“We have waited two ‘double hours,’” swore the master, “for your wife and her accursed wench. Another half shekel, or I thrust you all ashore!”
“With gladness, good captain,” quoth Gudea, complying, and feeling very generous with so much of the king’s silver prospectively his own.
“And you will not promise to give the king our treasure,” enjoined Binit, in a whisper, “for less than ten talents, not though he rage, and talk of calling for Khatin.”
“By Nergal, surely not! I will begin by demanding twenty—”
His words ended with a cry. There was a splash over the low gunwale into the sluggish water that crept around the quay, and a wide ripple spread out under the starlight.

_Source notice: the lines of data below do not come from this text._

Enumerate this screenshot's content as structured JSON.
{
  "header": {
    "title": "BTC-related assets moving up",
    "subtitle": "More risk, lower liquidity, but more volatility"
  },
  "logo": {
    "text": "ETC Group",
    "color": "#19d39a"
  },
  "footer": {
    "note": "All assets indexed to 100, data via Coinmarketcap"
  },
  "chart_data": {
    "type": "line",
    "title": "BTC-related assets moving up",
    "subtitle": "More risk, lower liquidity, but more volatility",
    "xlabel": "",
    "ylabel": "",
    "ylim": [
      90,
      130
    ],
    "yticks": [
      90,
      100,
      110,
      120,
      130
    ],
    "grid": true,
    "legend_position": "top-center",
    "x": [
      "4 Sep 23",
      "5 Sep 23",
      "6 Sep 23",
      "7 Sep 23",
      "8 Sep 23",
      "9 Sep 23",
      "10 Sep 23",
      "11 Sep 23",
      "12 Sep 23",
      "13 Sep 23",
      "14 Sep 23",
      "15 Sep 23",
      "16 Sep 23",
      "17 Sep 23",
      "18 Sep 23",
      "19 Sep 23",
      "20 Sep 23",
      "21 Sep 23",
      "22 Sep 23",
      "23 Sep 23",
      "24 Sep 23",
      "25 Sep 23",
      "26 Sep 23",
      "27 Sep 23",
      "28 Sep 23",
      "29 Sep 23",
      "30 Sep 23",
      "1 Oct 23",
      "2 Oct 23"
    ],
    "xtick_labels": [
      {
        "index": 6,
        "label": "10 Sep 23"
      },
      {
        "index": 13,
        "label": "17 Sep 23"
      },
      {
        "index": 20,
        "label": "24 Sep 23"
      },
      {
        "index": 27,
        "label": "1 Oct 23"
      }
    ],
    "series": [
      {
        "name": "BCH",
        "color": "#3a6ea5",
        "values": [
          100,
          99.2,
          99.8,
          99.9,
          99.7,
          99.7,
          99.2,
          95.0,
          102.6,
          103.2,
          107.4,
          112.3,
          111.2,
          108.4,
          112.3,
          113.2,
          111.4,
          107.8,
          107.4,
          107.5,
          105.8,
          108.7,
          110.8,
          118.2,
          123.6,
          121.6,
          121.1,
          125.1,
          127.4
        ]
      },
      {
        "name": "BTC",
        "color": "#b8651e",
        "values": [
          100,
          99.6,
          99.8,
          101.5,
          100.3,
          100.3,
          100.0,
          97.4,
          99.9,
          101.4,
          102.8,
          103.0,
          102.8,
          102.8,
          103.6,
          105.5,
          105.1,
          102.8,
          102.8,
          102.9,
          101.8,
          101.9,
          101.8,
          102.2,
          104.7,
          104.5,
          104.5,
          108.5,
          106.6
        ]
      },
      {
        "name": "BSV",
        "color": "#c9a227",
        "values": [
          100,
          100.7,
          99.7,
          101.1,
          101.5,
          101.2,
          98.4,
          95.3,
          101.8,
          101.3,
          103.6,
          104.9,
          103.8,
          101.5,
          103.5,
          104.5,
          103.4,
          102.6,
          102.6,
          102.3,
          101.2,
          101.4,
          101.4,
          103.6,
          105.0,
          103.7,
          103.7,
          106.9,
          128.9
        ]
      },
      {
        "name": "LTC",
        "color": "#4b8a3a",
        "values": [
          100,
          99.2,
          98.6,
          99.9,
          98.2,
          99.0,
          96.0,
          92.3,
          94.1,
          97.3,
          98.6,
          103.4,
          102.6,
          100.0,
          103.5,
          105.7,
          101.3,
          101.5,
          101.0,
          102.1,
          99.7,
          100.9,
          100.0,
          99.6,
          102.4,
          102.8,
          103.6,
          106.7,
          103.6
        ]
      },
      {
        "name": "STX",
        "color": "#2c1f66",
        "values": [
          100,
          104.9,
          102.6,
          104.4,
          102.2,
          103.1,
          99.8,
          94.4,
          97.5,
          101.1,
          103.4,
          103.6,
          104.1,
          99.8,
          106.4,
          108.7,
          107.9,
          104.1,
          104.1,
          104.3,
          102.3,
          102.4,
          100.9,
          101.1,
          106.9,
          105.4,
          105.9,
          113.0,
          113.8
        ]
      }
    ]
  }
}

In a trice the three friends began to tear their hair and howl piteously.
“Overboard!” groaned Tabni, rending his mantle. “Lost!”
“No, madness,” exhorted the captain, coolly, “it was only your maid that missed her balance. She will drift beneath the quay and drown. But another as good is only ten shekels in the market!”
“Ten talents!” shrieked Binit; and she would have leaped in after, but the boatman dragged her back fiercely.
“Do not rave,” he commanded; “none of you can swim. She rises yonder a second time. Well, I will save her for five shekels.”
“Yours! Yours! Only save!” came from the three in a breath; while Binit threw her mantle over her head, and screamed and moaned.